Les inconvénients (qu'on va ignorer)
Bon, d'accord, il y a quelques petits inconvénients. Il faut prendre le temps de préparer sa mixture. Il faut avoir les ingrédients sous la main. Et il faut éviter de renverser du vinaigre partout dans la cuisine.
Mais franchement, c'est le prix à payer pour un lave-glace homemade et écolo. On est d'accord ?

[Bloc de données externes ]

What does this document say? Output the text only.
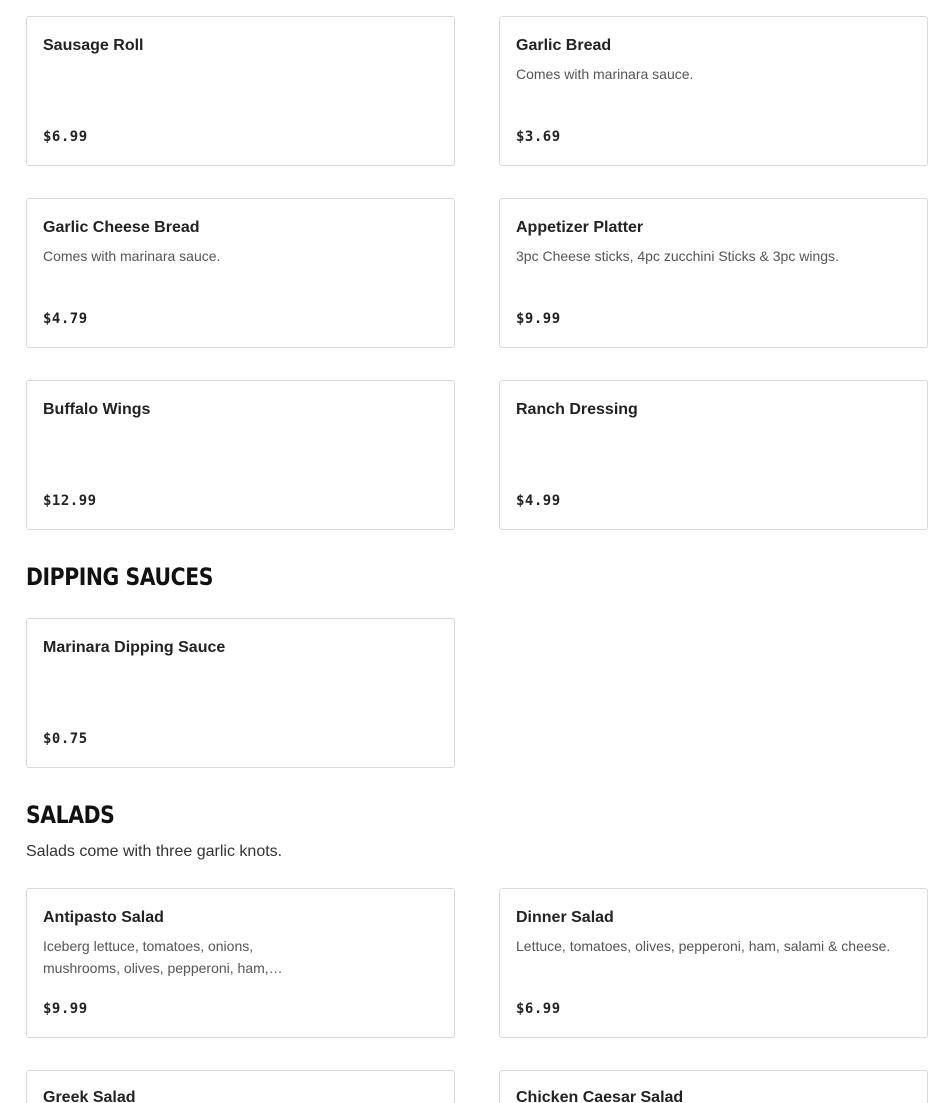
Sausage Roll
$6.99
Garlic Bread
Comes with marinara sauce.
$3.69
Garlic Cheese Bread
Comes with marinara sauce.
$4.79
Appetizer Platter
3pc Cheese sticks, 4pc zucchini Sticks & 3pc wings.
$9.99
Buffalo Wings
$12.99
Ranch Dressing
$4.99
DIPPING SAUCES
Marinara Dipping Sauce
$0.75
SALADS
Salads come with three garlic knots.
Antipasto Salad
Iceberg lettuce, tomatoes, onions, mushrooms, olives, pepperoni, ham,…
$9.99
Dinner Salad
Lettuce, tomatoes, olives, pepperoni, ham, salami & cheese.
$6.99
Greek Salad	Chicken Caesar Salad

L'hiver arrive : le test ultime
Attention, par contre, en hiver. Le vinaigre, ça ne résiste pas aux températures négatives. Donc, si vous habitez au Canada (ou en Sibérie), oubliez la recette maison. Ou ajoutez de l'alcool à friction. (Mais là, ça devient un peu plus compliqué.)

Pour les autres, on peut tenter l'expérience. On teste, on ajuste, on améliore. Et on se sent fier de son lave-glace fait maison.
Mon opinion impopulaire (ter) : Le lave-glace industriel, c'est surfait.
Alors, prêt(e) à relever le défi ? À vous les pare-brises étincelants ! (Et les économies substantielles.)
Et si jamais ça ne marche pas... vous pourrez toujours acheter un bidon de liquide bleu. Mais au moins, vous aurez essayé. Et vous aurez rigolé un peu. C'est déjà ça.